Prevalence of Growth Restriction at Birth for Newborns With Congenital Heart Defects: A Population-Based Prospective Cohort Study EPICARD


Background and Objectives: Congenital heart defects (CHD) and growth restriction at birth are two major causes of childhood and adult morbidity and mortality. The aim of this study was to assess the overall risk of growth restriction at birth, as measured by its imperfect proxy small (< 10th percentile) for gestational age (SGA), for newborns with CHD. 

Methods: Using data from a population-based cohort of children born with CHD, we assessed the risk of growth restriction at birth using SGA and severe SGA (3rd percentile). To compare the odds of SGA and severe SGA across five specific major CHD, we used ordinal logistic regression using isolated, minor (non-operated) ventricular septal defect (VSD) as the control group. 

Results: The overall proportion of SGA for « isolated » CHD (i.e., those not associated with other anomalies) was 13% (95% CI, 12-15%), which is 30% higher than what would be expected in the general population (i.e., 10%). The risk of severe SGA was 5% (95% CI, 4-6%) as compared with the expected 3% in the general population. There were substantial differences in the risk of overall SGA and more so severe SGA across the different CHD. The highest risk of SGA occurred for Tetralogy of Fallot (adjusted OR 2.7, 95% CI, 1.3-5.8) and operated VSD (adjusted OR 2.1, 95% CI, 1.1-3.8) as compared with the control group of minor (non-operated) VSD. 
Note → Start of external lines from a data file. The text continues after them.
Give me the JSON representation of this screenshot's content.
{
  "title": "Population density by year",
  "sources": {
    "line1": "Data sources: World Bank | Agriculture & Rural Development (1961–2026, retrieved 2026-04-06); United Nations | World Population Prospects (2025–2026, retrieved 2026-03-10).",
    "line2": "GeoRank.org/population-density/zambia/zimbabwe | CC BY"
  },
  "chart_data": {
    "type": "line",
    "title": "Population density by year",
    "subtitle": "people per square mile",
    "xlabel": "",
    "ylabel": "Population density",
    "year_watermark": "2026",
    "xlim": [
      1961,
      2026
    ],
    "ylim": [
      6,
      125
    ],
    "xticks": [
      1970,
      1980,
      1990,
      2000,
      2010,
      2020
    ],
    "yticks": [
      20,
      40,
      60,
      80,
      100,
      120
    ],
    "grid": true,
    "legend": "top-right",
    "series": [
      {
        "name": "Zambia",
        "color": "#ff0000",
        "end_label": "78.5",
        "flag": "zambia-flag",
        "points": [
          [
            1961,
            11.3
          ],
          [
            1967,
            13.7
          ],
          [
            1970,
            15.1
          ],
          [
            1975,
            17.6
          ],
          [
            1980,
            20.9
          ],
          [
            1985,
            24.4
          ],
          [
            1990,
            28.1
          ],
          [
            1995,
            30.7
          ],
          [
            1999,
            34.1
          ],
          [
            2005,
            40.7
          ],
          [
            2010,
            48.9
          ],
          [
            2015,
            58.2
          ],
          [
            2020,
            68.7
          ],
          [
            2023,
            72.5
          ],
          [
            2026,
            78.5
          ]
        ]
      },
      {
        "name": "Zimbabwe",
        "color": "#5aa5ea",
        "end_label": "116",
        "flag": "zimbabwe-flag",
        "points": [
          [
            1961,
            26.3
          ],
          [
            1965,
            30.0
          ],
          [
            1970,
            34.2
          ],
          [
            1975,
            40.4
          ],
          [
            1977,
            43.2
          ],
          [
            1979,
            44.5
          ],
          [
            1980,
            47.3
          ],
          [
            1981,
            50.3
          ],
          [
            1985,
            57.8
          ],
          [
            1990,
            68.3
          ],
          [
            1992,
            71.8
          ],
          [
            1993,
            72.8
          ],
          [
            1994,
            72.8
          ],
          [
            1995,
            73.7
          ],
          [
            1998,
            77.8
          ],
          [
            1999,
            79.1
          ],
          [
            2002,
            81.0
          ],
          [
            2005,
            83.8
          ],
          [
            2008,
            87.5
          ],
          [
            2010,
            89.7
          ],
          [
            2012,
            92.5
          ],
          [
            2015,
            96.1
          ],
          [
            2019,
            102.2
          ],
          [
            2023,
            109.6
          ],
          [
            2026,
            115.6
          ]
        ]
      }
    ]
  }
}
Conclusion: The overall risks of both SGA and severe SGA were higher in isolated CHD than what would be expected in the general population with substantial differences across the subtypes of CHD. These results may provide a clue for understanding the underlying mechanisms of the relation between alterations in fetal circulation associated with different types of CHD and their effects on fetal growth.